Local Artists and a Waikīkī Hotel Team Up to Spread Aloha
Hawai‘i art collective 808Urban and the Waikīkī Beach Marriott Resort & Spa are share the love through art, one lei at a time.
In Hawai‘i art and aloha go hand in hand. For nearly 15 years, the Hawaiian nonprofit arts organization, 808Urban, known for its large-scale murals, has spread the aloha spirit through community organizing and art.
Most recently, 808Urban collaborated with the Waikīkī Beach Marriott Resort & Spa to create “Leialoha,” a mural of lei spanning 15 walls on the Kalākaua Avenue side of the hotel and measuring up to 12 feet by 15 feet in some sections. Currently, the mural is painted on plywood that sits in front of storefronts that closed in the wake of COVID-19. Once stores reopen, the Marriott will move the relocate the mural to the spaces between the shop entrances.
“Leialoha” took three nonprofit artists three days to complete. Directed by alakaʻi (leaders) Laetitia Kealakukui “Kukui” Mahoney and Ralph Dela Cruz, the vibrant mural is meant to “represent all the Hawaiian Islands, the people that call this place their home, and visitors that are still here or coming,” Mahoney says.

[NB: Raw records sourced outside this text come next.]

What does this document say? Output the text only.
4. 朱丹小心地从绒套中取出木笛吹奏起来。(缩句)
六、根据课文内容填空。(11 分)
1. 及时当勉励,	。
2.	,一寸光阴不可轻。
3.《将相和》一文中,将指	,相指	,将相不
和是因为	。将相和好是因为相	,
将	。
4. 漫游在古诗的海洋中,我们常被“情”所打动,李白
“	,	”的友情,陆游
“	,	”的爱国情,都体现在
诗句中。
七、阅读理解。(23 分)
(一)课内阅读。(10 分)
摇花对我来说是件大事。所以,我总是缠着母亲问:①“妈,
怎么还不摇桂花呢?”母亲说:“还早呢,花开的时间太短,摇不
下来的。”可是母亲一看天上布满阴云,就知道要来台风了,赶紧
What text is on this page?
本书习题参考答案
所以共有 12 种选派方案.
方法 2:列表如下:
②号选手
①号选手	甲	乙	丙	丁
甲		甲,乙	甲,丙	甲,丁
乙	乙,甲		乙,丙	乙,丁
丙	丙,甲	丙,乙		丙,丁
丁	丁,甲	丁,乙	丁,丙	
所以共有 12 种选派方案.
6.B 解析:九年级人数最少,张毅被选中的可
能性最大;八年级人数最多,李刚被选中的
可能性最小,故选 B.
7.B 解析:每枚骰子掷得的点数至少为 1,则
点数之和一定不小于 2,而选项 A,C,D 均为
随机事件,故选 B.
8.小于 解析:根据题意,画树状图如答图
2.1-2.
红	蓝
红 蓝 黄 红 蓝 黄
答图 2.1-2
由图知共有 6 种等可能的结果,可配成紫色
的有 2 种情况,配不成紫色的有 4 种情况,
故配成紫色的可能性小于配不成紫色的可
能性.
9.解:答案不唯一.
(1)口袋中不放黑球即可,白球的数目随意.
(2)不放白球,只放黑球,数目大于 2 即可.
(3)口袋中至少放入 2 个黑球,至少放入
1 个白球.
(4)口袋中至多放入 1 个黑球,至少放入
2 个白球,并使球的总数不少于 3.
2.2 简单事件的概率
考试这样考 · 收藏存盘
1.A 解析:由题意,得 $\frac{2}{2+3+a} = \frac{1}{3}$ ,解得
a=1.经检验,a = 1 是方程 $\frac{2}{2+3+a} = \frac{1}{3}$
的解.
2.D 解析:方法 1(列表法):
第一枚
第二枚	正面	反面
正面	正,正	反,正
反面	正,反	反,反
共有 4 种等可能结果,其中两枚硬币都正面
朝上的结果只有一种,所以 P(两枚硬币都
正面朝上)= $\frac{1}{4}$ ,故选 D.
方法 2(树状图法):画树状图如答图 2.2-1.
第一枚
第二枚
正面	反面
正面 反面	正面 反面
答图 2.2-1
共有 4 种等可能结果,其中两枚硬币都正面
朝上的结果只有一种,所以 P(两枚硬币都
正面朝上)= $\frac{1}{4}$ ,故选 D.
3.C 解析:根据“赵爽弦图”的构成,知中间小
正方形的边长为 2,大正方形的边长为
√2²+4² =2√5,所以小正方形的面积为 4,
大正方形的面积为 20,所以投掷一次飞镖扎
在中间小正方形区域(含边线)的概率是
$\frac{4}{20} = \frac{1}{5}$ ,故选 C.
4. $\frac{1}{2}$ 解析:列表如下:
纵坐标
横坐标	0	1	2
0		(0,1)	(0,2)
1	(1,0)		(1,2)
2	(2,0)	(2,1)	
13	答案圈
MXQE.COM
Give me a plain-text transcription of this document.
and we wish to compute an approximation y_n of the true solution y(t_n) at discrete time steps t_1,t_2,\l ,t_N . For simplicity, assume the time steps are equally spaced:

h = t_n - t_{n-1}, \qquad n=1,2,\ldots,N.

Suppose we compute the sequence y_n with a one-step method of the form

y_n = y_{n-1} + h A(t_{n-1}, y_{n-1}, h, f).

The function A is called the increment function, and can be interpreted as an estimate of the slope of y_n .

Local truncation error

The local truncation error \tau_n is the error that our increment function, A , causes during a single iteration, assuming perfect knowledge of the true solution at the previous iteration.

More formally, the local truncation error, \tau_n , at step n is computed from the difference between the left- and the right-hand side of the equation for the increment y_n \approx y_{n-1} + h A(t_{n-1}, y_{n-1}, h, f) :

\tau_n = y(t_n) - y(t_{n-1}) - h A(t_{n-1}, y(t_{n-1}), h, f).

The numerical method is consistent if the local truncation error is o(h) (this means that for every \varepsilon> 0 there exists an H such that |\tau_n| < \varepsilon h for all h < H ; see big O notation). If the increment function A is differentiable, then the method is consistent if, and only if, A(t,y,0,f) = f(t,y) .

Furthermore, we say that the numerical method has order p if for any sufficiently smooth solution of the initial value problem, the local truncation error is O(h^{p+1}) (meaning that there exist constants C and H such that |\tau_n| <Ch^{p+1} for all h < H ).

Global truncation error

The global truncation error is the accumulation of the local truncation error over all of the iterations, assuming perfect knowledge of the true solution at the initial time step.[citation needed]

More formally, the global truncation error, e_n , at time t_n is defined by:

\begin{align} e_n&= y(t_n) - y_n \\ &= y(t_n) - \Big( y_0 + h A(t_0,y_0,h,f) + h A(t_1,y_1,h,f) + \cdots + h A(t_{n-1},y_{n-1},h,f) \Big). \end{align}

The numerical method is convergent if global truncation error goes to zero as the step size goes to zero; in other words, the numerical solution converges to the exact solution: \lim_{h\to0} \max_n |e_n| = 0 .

“When we first arrived it was just bare walls,” Mahoney adds. “As we started putting the colors, people were drawn to the walls. … Especially in this time of COVID-19, the message we wanted to share is to greet everyone with love.”
Each panel of the mural showcases different local plants as lei. Among those featured are the red ʻōhiʻa lehua representing Hawai‘i island, orange ‘ilima representing O‘ahu, green mokihana with maile celebrating Kaua‘i, blue hinahina (silversword) for Kahoʻolawe, and purple pua kalaunu (crown flower) representing Queen Lili‘uokalani’s legacy and deep aloha for her people.
The mural’s completion comes at an especially fitting time.
“It was a bit of a perfect storm,” Dela Cruz says. “We felt that the idea and concept of aloha had to be present in Waikīkī. The idea that even with restrictions like social distancing it does not mean we cannot aloha one another. The symbol and act of giving lei embodies aloha, while each lei has a significant tie to each moku (island).”
808Urban artists have been busy spreading aloha in other ways as well. While they finished up “Leialoha,” 808Urban simultaneously released free coloring pages of lei that correspond with those featured in the mural. Additionally, 808Urban has released other coloring pages that feature iconic Hawaiian animals, events and people. All coloring pages are available to download for free at 808urban.org.